Au moment d’entrer dans la Coupe du Monde, on les voyait donc comme deux sujets doués et en forme, à l’instar de leurs coéquipiers de l’équipe de France. Mais personne n’aurait parié sur de tels résultats. En tout cas pas eux ! « J’étais super surprise (sic), dit Lison. Je suis partie en première ligne et j’ai fait un très bon départ – je fais souvent de bons départs – et je me suis retrouvée en deuxième position. Puis François [Trarieux] m’a demandé d’imposer mon rythme, et je me suis retrouvée en tête pendant deux tours, avant que l’Américaine [Lidia Cusack] ne me rattrape. Ensuite, elle passait les planches à vélo, ce dont je ne suis pas encore capable, donc elle me prenait 2 ou 3 secondes à chaque fois. »
La jeune femme, qui a débuté par le basket avant de s’essayer au VTT et d’y prendre immédiatement goût (elle revendique quelques selfies en compagnie de Pauline Ferrand-Prévôt, dont elle possède aussi deux autographes) apprécie les portions glissantes, et préfère la boue au sable, ne redoutant que les portions roulantes où elle manque un peu de puissance.
Par ailleurs sa performance de Dublin lui aura ouvert les yeux sur ses possibilités. Car elle l’avoue : sans l’injonction de François Trarieux à la fin du premier tour, elle n’aurait pas osé prendre les choses en main.

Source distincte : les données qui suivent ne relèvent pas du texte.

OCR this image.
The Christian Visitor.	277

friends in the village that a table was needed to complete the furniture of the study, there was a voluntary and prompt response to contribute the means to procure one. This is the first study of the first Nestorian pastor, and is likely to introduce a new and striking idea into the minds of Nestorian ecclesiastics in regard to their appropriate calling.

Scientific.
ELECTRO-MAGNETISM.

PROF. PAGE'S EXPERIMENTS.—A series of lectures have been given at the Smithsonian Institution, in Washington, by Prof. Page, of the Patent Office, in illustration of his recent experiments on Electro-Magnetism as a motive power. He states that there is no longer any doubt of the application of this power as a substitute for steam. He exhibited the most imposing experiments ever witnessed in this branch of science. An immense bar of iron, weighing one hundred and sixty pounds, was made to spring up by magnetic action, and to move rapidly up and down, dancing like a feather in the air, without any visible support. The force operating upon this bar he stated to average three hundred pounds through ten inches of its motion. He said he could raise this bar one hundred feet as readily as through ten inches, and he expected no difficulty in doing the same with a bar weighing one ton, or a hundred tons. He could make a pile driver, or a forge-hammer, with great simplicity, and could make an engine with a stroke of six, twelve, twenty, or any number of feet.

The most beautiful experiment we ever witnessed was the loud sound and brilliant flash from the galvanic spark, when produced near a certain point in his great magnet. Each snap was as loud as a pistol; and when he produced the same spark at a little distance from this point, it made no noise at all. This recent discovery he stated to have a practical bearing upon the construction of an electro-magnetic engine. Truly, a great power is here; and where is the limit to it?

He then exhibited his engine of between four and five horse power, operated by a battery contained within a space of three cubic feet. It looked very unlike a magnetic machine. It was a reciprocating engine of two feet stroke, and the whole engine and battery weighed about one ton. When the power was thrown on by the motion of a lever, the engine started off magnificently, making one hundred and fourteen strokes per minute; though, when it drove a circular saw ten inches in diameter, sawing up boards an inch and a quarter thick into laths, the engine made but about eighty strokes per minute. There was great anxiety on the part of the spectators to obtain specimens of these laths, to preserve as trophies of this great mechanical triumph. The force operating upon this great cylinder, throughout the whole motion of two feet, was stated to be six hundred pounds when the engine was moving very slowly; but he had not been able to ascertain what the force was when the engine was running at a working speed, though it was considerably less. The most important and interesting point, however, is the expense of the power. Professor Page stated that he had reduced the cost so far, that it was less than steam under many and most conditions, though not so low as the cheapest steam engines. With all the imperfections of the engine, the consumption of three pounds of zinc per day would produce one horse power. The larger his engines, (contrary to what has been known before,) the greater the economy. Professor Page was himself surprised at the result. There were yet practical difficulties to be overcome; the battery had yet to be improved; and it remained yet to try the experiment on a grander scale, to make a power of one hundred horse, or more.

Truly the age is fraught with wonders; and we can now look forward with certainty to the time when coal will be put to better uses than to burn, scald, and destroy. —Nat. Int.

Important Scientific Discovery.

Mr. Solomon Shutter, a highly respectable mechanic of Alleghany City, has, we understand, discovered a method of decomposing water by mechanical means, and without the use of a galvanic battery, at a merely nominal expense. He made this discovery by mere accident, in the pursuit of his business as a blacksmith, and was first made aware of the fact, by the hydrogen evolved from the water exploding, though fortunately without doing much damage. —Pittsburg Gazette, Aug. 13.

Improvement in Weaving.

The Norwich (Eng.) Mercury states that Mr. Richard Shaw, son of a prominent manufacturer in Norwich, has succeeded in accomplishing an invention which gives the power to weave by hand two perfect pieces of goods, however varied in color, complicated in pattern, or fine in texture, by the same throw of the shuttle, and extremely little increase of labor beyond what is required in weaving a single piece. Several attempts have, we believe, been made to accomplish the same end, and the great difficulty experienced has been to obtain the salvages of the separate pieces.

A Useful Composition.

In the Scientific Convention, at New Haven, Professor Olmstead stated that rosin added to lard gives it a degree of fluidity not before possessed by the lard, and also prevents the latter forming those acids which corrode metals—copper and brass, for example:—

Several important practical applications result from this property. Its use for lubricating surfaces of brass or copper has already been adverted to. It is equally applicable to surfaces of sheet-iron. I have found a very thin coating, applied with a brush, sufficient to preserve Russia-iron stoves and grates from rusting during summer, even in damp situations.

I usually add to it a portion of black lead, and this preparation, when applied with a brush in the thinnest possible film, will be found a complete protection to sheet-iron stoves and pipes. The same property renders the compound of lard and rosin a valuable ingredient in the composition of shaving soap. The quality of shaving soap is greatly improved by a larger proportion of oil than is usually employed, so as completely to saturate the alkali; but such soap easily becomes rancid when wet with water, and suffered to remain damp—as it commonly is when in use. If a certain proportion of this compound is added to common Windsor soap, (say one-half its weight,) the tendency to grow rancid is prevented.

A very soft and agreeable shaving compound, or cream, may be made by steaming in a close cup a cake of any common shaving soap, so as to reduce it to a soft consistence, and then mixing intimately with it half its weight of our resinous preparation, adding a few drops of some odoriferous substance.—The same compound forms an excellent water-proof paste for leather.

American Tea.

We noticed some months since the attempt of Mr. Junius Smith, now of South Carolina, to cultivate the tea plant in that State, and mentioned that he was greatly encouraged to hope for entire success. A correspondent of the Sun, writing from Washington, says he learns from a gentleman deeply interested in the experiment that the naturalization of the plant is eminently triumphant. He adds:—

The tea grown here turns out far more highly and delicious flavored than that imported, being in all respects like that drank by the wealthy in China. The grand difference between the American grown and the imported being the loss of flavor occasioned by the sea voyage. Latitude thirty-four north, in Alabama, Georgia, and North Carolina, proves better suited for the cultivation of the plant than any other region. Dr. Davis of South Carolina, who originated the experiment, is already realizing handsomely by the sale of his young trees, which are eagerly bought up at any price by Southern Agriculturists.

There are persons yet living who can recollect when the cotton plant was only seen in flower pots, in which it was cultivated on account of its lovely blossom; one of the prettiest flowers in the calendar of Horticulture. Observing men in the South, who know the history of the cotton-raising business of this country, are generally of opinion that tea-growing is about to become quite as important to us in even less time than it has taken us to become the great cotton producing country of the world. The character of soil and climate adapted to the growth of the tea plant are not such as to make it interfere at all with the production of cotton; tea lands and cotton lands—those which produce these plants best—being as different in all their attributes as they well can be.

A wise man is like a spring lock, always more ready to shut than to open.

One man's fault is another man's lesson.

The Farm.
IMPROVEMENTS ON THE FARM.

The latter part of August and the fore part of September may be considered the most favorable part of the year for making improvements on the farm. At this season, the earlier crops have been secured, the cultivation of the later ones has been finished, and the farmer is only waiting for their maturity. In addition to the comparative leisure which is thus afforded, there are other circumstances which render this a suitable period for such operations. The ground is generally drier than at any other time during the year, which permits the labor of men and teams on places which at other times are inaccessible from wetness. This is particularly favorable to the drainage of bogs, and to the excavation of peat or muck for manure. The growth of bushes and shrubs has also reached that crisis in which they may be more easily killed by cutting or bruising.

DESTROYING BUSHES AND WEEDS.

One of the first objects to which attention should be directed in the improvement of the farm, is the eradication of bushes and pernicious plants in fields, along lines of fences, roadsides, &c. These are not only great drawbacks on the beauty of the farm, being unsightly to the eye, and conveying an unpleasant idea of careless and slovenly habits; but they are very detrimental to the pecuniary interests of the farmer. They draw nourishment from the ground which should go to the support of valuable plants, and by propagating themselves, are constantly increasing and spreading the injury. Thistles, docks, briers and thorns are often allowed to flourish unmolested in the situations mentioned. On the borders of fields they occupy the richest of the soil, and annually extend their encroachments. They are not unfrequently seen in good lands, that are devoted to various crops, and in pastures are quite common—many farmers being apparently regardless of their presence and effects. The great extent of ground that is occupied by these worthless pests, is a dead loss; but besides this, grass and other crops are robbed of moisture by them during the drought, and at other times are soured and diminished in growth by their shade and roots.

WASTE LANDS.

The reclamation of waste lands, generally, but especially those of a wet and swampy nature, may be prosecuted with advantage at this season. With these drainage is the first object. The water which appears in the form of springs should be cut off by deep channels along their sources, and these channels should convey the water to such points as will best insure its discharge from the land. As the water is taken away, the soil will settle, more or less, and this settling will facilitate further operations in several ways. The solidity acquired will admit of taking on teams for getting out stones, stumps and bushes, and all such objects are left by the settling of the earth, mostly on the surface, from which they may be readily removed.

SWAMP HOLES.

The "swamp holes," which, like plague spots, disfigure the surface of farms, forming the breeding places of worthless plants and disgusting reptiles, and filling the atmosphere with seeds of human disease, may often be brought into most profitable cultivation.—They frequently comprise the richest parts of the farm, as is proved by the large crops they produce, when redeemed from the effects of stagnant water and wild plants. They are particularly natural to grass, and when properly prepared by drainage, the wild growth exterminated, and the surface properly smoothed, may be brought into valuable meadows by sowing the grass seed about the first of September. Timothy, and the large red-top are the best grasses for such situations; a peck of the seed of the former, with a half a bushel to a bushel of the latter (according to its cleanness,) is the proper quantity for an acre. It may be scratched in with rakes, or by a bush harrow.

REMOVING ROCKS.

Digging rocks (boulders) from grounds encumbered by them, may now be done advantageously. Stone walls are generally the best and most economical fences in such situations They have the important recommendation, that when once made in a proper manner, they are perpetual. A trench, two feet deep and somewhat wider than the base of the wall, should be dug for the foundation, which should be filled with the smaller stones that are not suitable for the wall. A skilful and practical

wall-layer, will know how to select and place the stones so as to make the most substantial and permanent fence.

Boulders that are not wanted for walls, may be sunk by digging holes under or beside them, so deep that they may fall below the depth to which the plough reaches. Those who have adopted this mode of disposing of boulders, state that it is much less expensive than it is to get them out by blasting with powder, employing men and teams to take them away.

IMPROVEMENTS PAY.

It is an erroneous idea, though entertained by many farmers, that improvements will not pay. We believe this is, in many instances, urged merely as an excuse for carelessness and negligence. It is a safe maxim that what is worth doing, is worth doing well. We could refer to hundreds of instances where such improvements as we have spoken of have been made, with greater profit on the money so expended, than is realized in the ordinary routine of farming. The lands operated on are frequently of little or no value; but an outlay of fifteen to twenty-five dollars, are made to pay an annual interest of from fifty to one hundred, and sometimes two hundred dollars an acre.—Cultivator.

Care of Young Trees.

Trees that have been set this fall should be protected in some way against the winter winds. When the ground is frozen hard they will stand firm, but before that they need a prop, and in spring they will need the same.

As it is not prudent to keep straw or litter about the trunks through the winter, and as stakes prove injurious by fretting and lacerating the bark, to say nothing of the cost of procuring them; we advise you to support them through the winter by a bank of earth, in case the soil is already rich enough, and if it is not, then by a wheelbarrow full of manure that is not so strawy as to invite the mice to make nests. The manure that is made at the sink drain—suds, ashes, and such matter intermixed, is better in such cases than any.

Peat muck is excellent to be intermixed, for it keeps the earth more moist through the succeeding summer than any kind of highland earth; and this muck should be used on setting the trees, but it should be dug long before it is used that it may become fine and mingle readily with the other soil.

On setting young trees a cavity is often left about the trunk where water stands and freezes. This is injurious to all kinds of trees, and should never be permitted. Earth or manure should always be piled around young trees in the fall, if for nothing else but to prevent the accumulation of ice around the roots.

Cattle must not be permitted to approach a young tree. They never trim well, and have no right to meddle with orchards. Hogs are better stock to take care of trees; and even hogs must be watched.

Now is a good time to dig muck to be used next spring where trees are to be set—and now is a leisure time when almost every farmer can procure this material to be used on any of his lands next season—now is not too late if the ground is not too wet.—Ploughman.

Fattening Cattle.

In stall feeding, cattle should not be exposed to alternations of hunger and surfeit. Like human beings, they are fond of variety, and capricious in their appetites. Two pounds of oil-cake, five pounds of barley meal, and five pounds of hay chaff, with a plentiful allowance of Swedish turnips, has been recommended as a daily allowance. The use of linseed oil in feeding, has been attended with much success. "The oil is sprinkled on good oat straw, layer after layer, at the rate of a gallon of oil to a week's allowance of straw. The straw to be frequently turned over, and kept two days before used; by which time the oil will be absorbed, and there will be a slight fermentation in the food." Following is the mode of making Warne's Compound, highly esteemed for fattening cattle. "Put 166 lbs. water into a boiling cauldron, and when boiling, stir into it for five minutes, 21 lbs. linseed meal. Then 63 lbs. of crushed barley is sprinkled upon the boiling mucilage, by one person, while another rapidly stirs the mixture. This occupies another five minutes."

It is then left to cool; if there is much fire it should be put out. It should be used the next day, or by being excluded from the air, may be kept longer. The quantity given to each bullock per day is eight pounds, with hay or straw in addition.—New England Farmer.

Sören Bruyère-Joumard est un peu sur le même son de cloche, à qui François Trarieux martèle depuis le début de la saison qu’il « ne doit pas faire de complexe, et oublier son statut de junior 1. » D’autant moins désormais, que cette victoire en coupe du monde dès sa première année le place dans un club très fermé où l’on retrouve Arnaud Jouffroy ou un certain Mathieu Van der Poel. Bruyère-Joumard est un athlète complet, formé à l’école du triathlon, aussi à l’aise en VTT et sur la route (il est vice-champion de France U17 du chrono) que dans les ornières.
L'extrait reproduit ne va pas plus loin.